Bu kadar pazarlık taktiğinden sonra şimdi de kiralama (ve sözleşme) aşamasında nelere dikkat etmeniz gerektiğini ele alalım. 

Aslında AVM’ler kiracılarından ciro üzerinden kira almak ister ama kendilerini garantiye almak için minimum kira da talep ederler. Ciro üzerinden kira genelde %8’dir. Minimum kira da metrekare üzerinden belirlenir. Ay sonunda yapılan hesaplamada hangisi yüksekse o ödenir.

Örneğin asgari (sabit) kiranız kdv dahil 15.000 TL ise ve ciro kiranız da %8 ise; cironuz kdv dahil 187.500 TL’ye ulaşıncaya kadar 15.000 TL kira ödersiniz, aşınca da %8 üzerinden hesaplama yaparak ödersiniz.   

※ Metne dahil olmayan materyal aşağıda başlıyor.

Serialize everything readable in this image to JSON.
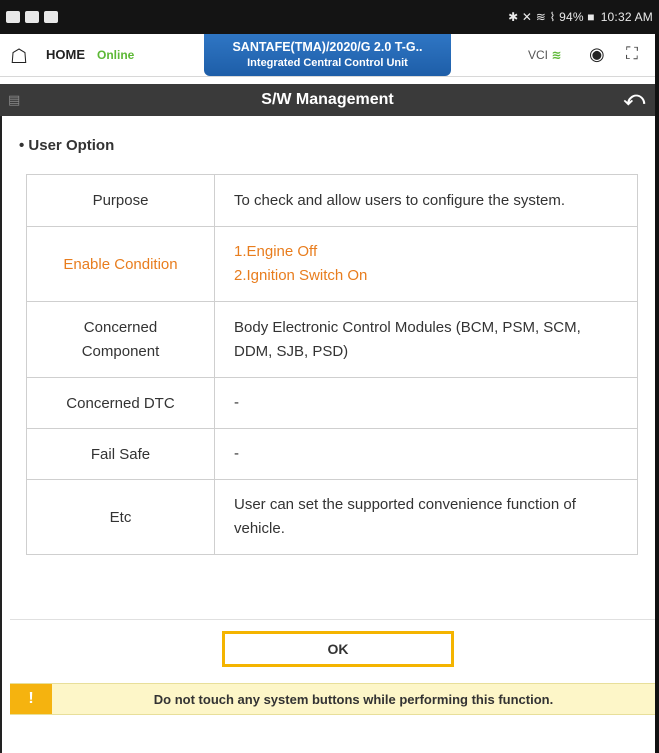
{
  "statusbar": {
    "indicators": "✱ ✕ ≋ ⌇ 94% ■",
    "time": "10:32 AM"
  },
  "header": {
    "home_label": "HOME",
    "online_label": "Online",
    "vehicle": "SANTAFE(TMA)/2020/G 2.0 T-G..",
    "system": "Integrated Central Control Unit",
    "vci_label": "VCI",
    "vci_wifi": "≋"
  },
  "titlebar": {
    "title": "S/W Management"
  },
  "section_title": "• User Option",
  "table": {
    "rows": [
      {
        "label": "Purpose",
        "value": "To check and allow users to configure the system."
      },
      {
        "label": "Enable Condition",
        "value_lines": [
          "1.Engine Off",
          "2.Ignition Switch On"
        ]
      },
      {
        "label_lines": [
          "Concerned",
          "Component"
        ],
        "value": "Body Electronic Control Modules (BCM, PSM, SCM, DDM, SJB, PSD)"
      },
      {
        "label": "Concerned DTC",
        "value": "-"
      },
      {
        "label": "Fail Safe",
        "value": "-"
      },
      {
        "label": "Etc",
        "value": "User can set the supported convenience function of vehicle."
      }
    ]
  },
  "ok_label": "OK",
  "warning": {
    "icon": "!",
    "text": "Do not touch any system buttons while performing this function."
  },
  "colors": {
    "highlight": "#e87d1e",
    "online": "#5db836",
    "tab_blue": "#2f76c4",
    "ok_border": "#f4b400",
    "warning_bg": "#fdf6c8"
  }
}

AVM’lerin genel gider adı altında kiracılardan talep etiği ve metrekareye göre belirlenen bir ücret daha vardır. Esasen apartman sakinlerinden toplanan aidata çok benzer. İçinde; ortak aydınlatma, ortak iklimlendirme, bahçe ve çevre bakımı, güvenlik, temizlik ve benzeri masraflar vardır. Buna aidat denmemesinin sebebi de içinde AVM’ye daha çok ziyaretçi çekmek amacıyla yapılan pazarlama aktivitelerinin bütçesinin de olmasıdır diyebiliriz. Ayrıca “genel gider” tanımı “aidat”tan daha fiyakalıdır. Her mağazaya genel gider yansıtması mağaza büyüklükleri üzerinden olur. Dolayısıyla metrekare başına bir rakam belirlenir. Her mağaza bu rakam ve metrekaresi üzerinden bu ödemeyi yapar.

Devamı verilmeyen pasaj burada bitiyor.